Film update: The Merchant of Venice

Good thing I didn’t see this before I had to write my paper on it for class, or I would’ve written a wholly different paper. Really very nicely done, with all the scenes of Venice (and it so looked like there was at least one scene filmed in the Biblioteca Medicea Laurenziana (or at least its courtyard) in Florence, but I am probably wrong about that. The way it was directed and scripted (both by Michael Radford) made me feel real sympathy for Shylock, which a reading of the plain text didn’t offer as plainly. One other thing the text did not make so plain that Radford’s take did: he made Antonio’s love for Bassanio clearly romantic, and implied that it was very much returned. This actually turned Portia into the character I liked the least, as it made her actions in the court (or rather, her near inaction) seem to be motivated out of jealousy. The question left open, of course, was whether Bassanio loved Portia initially for more than her money.

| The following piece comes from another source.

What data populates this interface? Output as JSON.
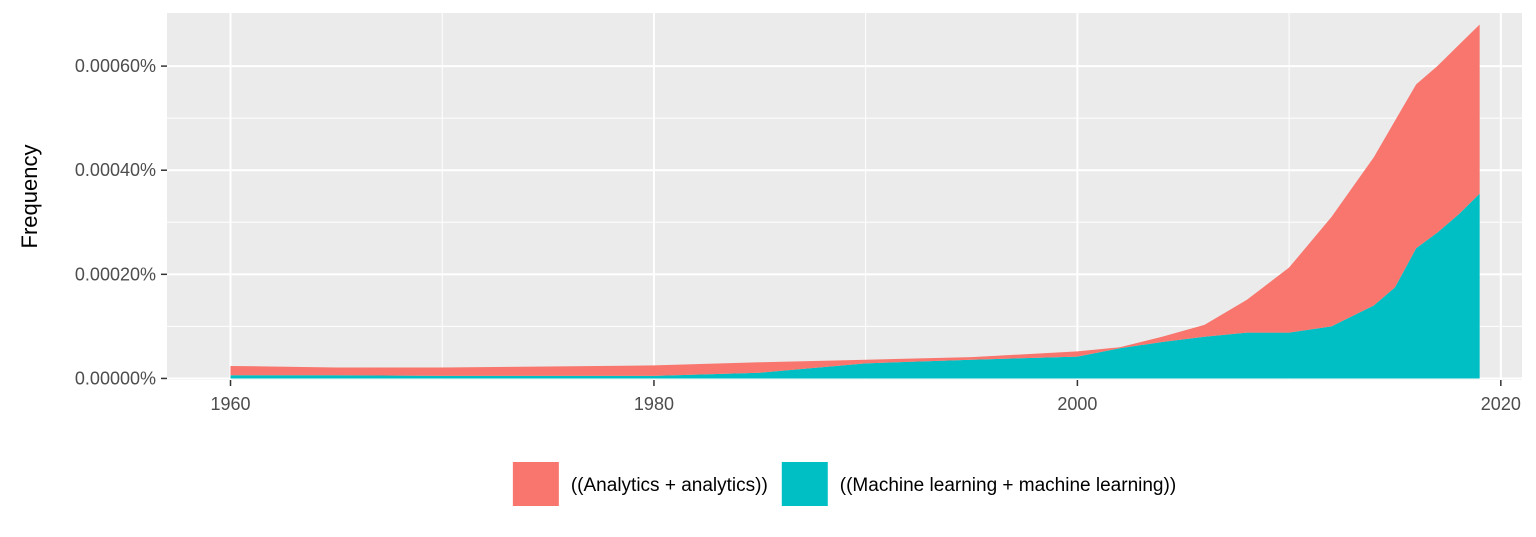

Al Pacino was really awesome, awe-inspiring, as Shylock. I even liked his weeping sounds. Jeremy Irons was gaunt and creepy-looking as love-sick Antonio. I love Joseph Fiennes, normally, and I liked him mostly throughout, but sometimes he was a little too… good? A little too wide-eyed or something. I can’t put my finger on it. It may have been the way the film was trying to milk his beauty, the same way it did with Lynn Collins as Portia, that annoyed me.

Interesting fact: this is the first time Merchant has been a feature film with sound. Try to imagine Shakespeare without sound. Yikes.

Yay. #20 in the theater for the year, or #24 overall, I think. Full counts up here, as always.